Their paper outlines three case examples in the specific setting of the suicidal patient. In one example, the psychiatrist's concern about potential litigation leads to a crucial delay in care. The other examples demonstrate how an understanding of the law and legal process can inform and to some extent enhance psychiatric treatment. These latter two cases describe how the treating psychiatrists’ healthy appreciation of malpractice defensiveness leads to a better outcome for their patients.
Simon and Shuman note that malpractice risk is usually best managed by focusing on providing good care, as opposed to focusing on avoiding a lawsuit. They believe that adequate legal knowledge provides a more comprehensive understanding of therapeutic options. An enhanced medicolegal knowledge base will reduce inappropriate defensive practices. They suggest that this body of knowledge become a core competency in residency training.
In residency training, the core competencies include patient care, medical knowledge, practice-based learning and improvement, interpersonal and communication skills, professionalism, and systems-based practice.5 Simon and Shuman4 do not explain how they would go about incorporating medicolegal education into the existing curriculum—whether they would make it a separate core competency or insert it or therapeutic risk management into existing categories. They do comment that in the specific arena of suicide prevention, “Suicide risk assessment is a core competency that a psychiatrist must possess, informing the treatment and management of all patients” (Ref. 4, p 157).
I believe that in residency training programs, suicide risk assessment and management are studied as intensively as are other areas of pathology and practice. What I found more interesting about this article is what they leave less specifically stated. They present an excellent case for including the study of defensive medicine in the residency curriculum. They call it avoiding harmful defensive practices. I would call it understanding and managing medicolegal anxiety and defense mechanisms.
Residents learn about countertransference when they learn about psychotherapy. They study it, hear about it from attending psychiatrists, experience it with their own patients, work through it, and then use it productively in providing treatment. Similarly, they should learn about how they may have a variety of unconscious responses to legal intrusions in their medical practice. Just as with countertransference or other personal feelings, they should learn how to look for it, recognize it when it happens, and not let it interfere with good care.
As in Simon's and Shuman's examples, residents need to work with their emotional responses to promote better care for their patients.
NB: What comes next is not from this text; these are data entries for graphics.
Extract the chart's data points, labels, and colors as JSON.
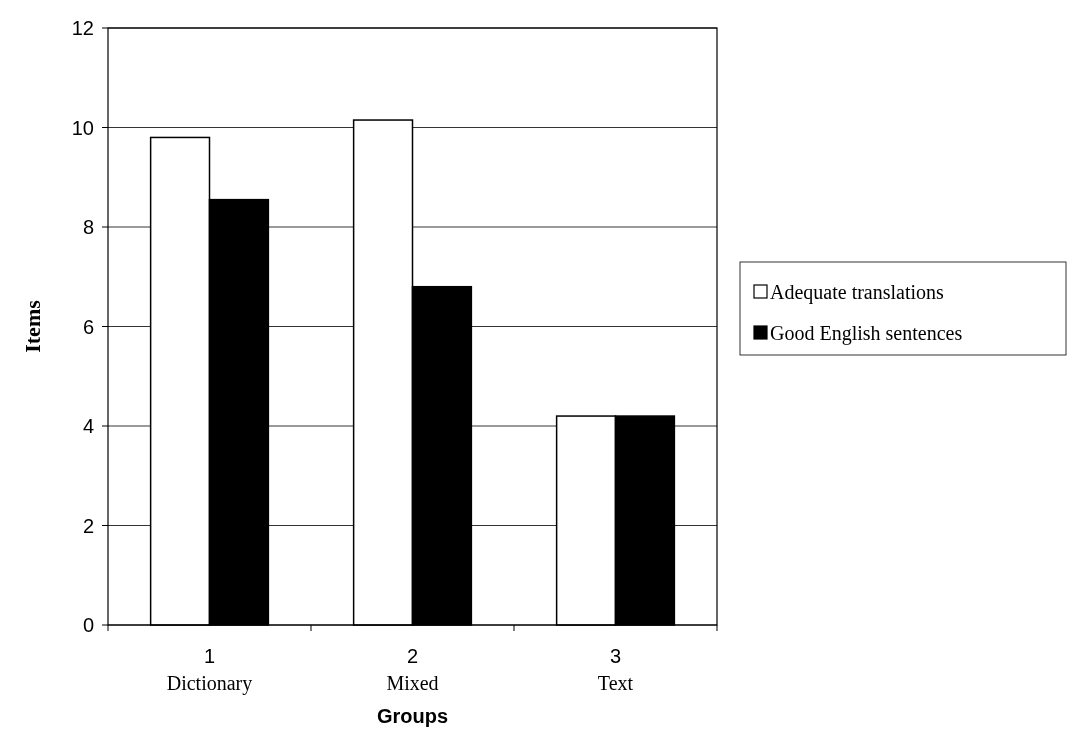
{
  "chart_data": {
    "type": "bar",
    "xlabel": "Groups",
    "ylabel": "Items",
    "categories": [
      "1\nDictionary",
      "2\nMixed",
      "3\nText"
    ],
    "series": [
      {
        "name": "Adequate translations",
        "color": "#ffffff",
        "values": [
          9.8,
          10.15,
          4.2
        ]
      },
      {
        "name": "Good English sentences",
        "color": "#000000",
        "values": [
          8.55,
          6.8,
          4.2
        ]
      }
    ],
    "ylim": [
      0,
      12
    ],
    "yticks": [
      0,
      2,
      4,
      6,
      8,
      10,
      12
    ],
    "grid": "y",
    "legend": "right"
  }
}
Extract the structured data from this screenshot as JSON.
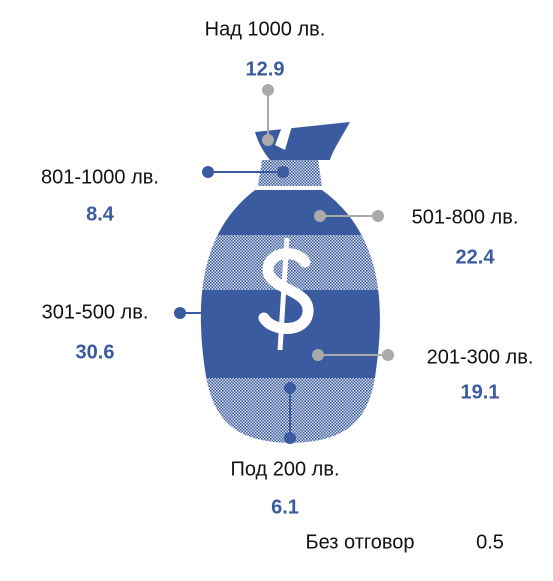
{
  "chart_data": {
    "type": "pictogram",
    "categories": [
      "Над 1000 лв.",
      "801-1000 лв.",
      "501-800 лв.",
      "301-500 лв.",
      "201-300 лв.",
      "Под 200 лв.",
      "Без отговор"
    ],
    "values": [
      12.9,
      8.4,
      22.4,
      30.6,
      19.1,
      6.1,
      0.5
    ],
    "colors": [
      "#aaaaaa",
      "#3a5ba0",
      "#aaaaaa",
      "#3a5ba0",
      "#aaaaaa",
      "#3a5ba0",
      "#3a5ba0"
    ],
    "color": "#3a5ba0"
  }
}
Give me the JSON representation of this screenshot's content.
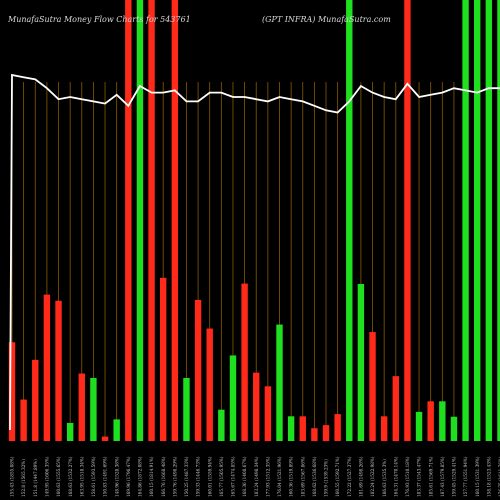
{
  "chart_data": {
    "type": "bar",
    "title": "MunafaSutra  Money Flow  Charts for 543761",
    "subtitle": "(GPT INFRA) MunafaSutra.com",
    "colors": {
      "background": "#000000",
      "up": "#1ee01e",
      "down": "#ff2a1a",
      "gridline": "#8a5a00",
      "line": "#ffffff"
    },
    "grid": true,
    "x_axis_position": "bottom",
    "categories": [
      "155.43 (1855.08%)",
      "152.8 (1565.32%)",
      "151.8 (1447.89%)",
      "149.95 (1606.35%)",
      "160.63 (1555.65%)",
      "168.63 (1532.27%)",
      "163.95 (1518.34%)",
      "158.61 (1593.59%)",
      "150.83 (1491.69%)",
      "148.96 (1528.38%)",
      "169.96 (1796.47%)",
      "164.86 (1872.08%)",
      "160.15 (1814.91%)",
      "166.76 (1668.48%)",
      "159.76 (1498.29%)",
      "150.25 (1487.33%)",
      "159.33 (1446.73%)",
      "160.01 (1559.94%)",
      "165.77 (1505.95%)",
      "165.67 (1474.85%)",
      "168.36 (1408.67%)",
      "183.24 (1498.34%)",
      "177.93 (1512.35%)",
      "176.04 (1521.96%)",
      "160.36 (1519.89%)",
      "183.69 (1567.86%)",
      "168.62 (1536.68%)",
      "159.9 (1539.23%)",
      "160.55 (1592.71%)",
      "172.22 (1527.37%)",
      "181.69 (1498.26%)",
      "182.24 (1522.98%)",
      "186.63 (1535.3%)",
      "164.31 (1470.14%)",
      "176.93 (1510.18%)",
      "183.37 (1543.47%)",
      "185.61 (1569.71%)",
      "187.43 (1579.85%)",
      "159.45 (1529.41%)",
      "157.77 (1551.94%)",
      "160.15 (1531.39%)",
      "158.18 (1523.43%)",
      "176.75 (1611.76%)"
    ],
    "volume": [
      224,
      94,
      184,
      332,
      318,
      41,
      153,
      143,
      10,
      49,
      1000,
      1000,
      1000,
      370,
      1000,
      143,
      320,
      255,
      71,
      194,
      357,
      155,
      124,
      264,
      56,
      56,
      29,
      36,
      61,
      1000,
      356,
      247,
      56,
      147,
      1000,
      66,
      90,
      90,
      55,
      1000,
      1000,
      1000,
      1000
    ],
    "direction": [
      "down",
      "down",
      "down",
      "down",
      "down",
      "up",
      "down",
      "up",
      "down",
      "up",
      "down",
      "up",
      "down",
      "down",
      "down",
      "up",
      "down",
      "down",
      "up",
      "up",
      "down",
      "down",
      "down",
      "up",
      "up",
      "down",
      "down",
      "down",
      "down",
      "up",
      "up",
      "down",
      "down",
      "down",
      "down",
      "up",
      "down",
      "up",
      "up",
      "up",
      "up",
      "up",
      "up"
    ],
    "line_values": [
      83,
      82.5,
      82,
      80,
      77.5,
      78,
      77.5,
      77,
      76.5,
      78.5,
      76,
      80.5,
      79,
      79,
      79.5,
      77,
      77,
      79,
      79,
      78,
      78,
      77.5,
      77,
      78,
      77.5,
      77,
      76,
      75,
      74.5,
      77,
      80.5,
      79,
      78,
      77.5,
      81,
      78,
      78.5,
      79,
      80,
      79.5,
      79,
      80,
      80
    ]
  }
}
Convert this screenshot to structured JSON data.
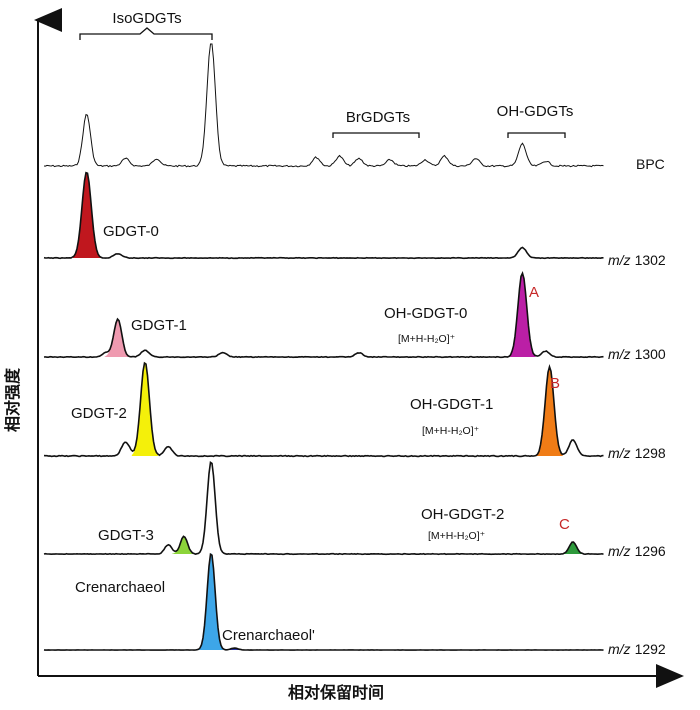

Training programs should be required to provide residents with the tools to address and manage their anxieties about working with attorneys rather than fostering the development of lawyer phobia.
Acknowledgments
As a medical student, I had the unique opportunity to be mentored over the course of three years by Sara Charles, MD, who at the time was writing a book about her experience of being a defendant in a psychiatric malpractice case (Charles SC: Defendant: A Psychiatrist on Trial for Medical Malpractice. New York: Free Press, 1985). I was able to hear of her reaction to this situation first hand. As was typical of her, she had paid careful and close attention to her experience. What was most impressive and memorable was her working through the emotions wrought by the experience and then graciously using her experience as a teaching tool for her students.